One of the often overlooked benefits of modern technology is how much backbreaking labor workers are spared. It isn't too long ago that even so-called high tech industries required an astonishing amount of lifting and carrying. Even plastics factory making small household items required as much manual labor as a metal works turning out petrol engines. Mechanisation and automation have done away with a lot of this, but according to the Work Foundation Alliance, 44 million workers in the EU alone still suffer from musculoskeletal disorders. In some industries, workers still lift 10 tonnes a day.
The reason why this still happens on a daily basis is that not every task lends itself to automation. Some involve making things on a very small scale or others involve complicated, unpredictable moves, like dismantling a car, that are well beyond even the most advanced robots. The result is human beings literally having to do the heavy lifting, with all the physical wear and tear that implies. It also has knock-on effects for employers trying to retain workers, health care systems, and even the ability of countries to keep jobs from going abroad.
Robo-Mate project began in 2013 as a consortium of twelve research institutes and companies in seven European countries. The idea is to produce a powered exoskeleton that acts as a support frame that can reduce the physical workload for assembly and disassembly work by a factor of ten.
The Robo-Mate exoskeleton is made up of series of inter-supporting modules for the arms, trunk, and legs. The arm modules actively support the wearer's arms, taking the load, so it feels only a tenth of its real weight. Attached to the arm modules is the trunk module, which supports the back and spine and prevents twisting or slipped discs. Meanwhile, the leg modules support the inner thighs and act like a seat while squatting, so holding the load requires no additional strength.

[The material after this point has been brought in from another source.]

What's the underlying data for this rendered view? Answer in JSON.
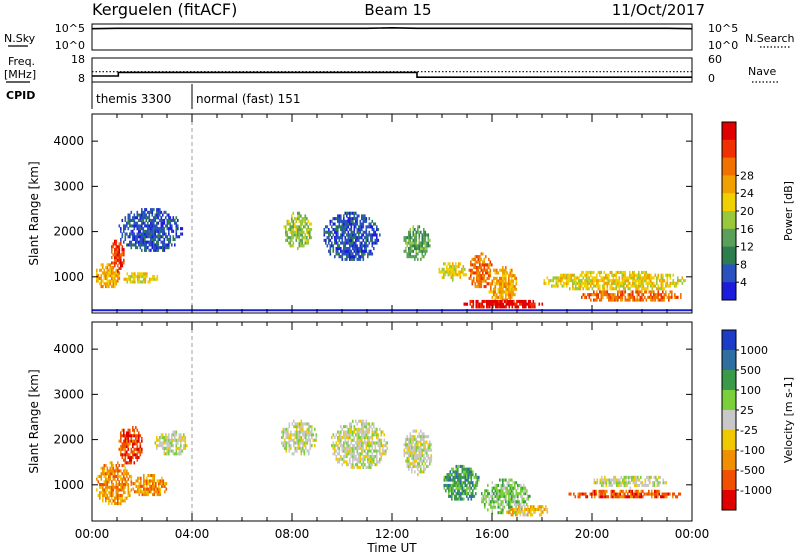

According to the project team, the key to developing the exoskeleton was using software to simulate tasks involving assembly and disassembly, and then identifying the stresses placed upon the body. This allowed the team to sort out what tasks the exoskeleton is suitable for by considering it and the body as a single unit.
The first prototype of the Robo-Mate exoskeleton was unveiled in a demonstration at Fraunhofer IAO in Stuttgart on 12 June, but the team says that a great deal of work still needs to be done. Currently the safety requirements of the exoskeleton are being evaluated and streamlined case for the unit is being developed as part of an effort to make it more acceptable with workers as an everyday tool.
“We’re not looking to make superheroes," says Dr. Leonard O`Sullivan, a specialist in ergonomics and product design at the University of Limerick in Ireland. "We want to develop a helper that supports production workers in their everyday work and keeps them healthy."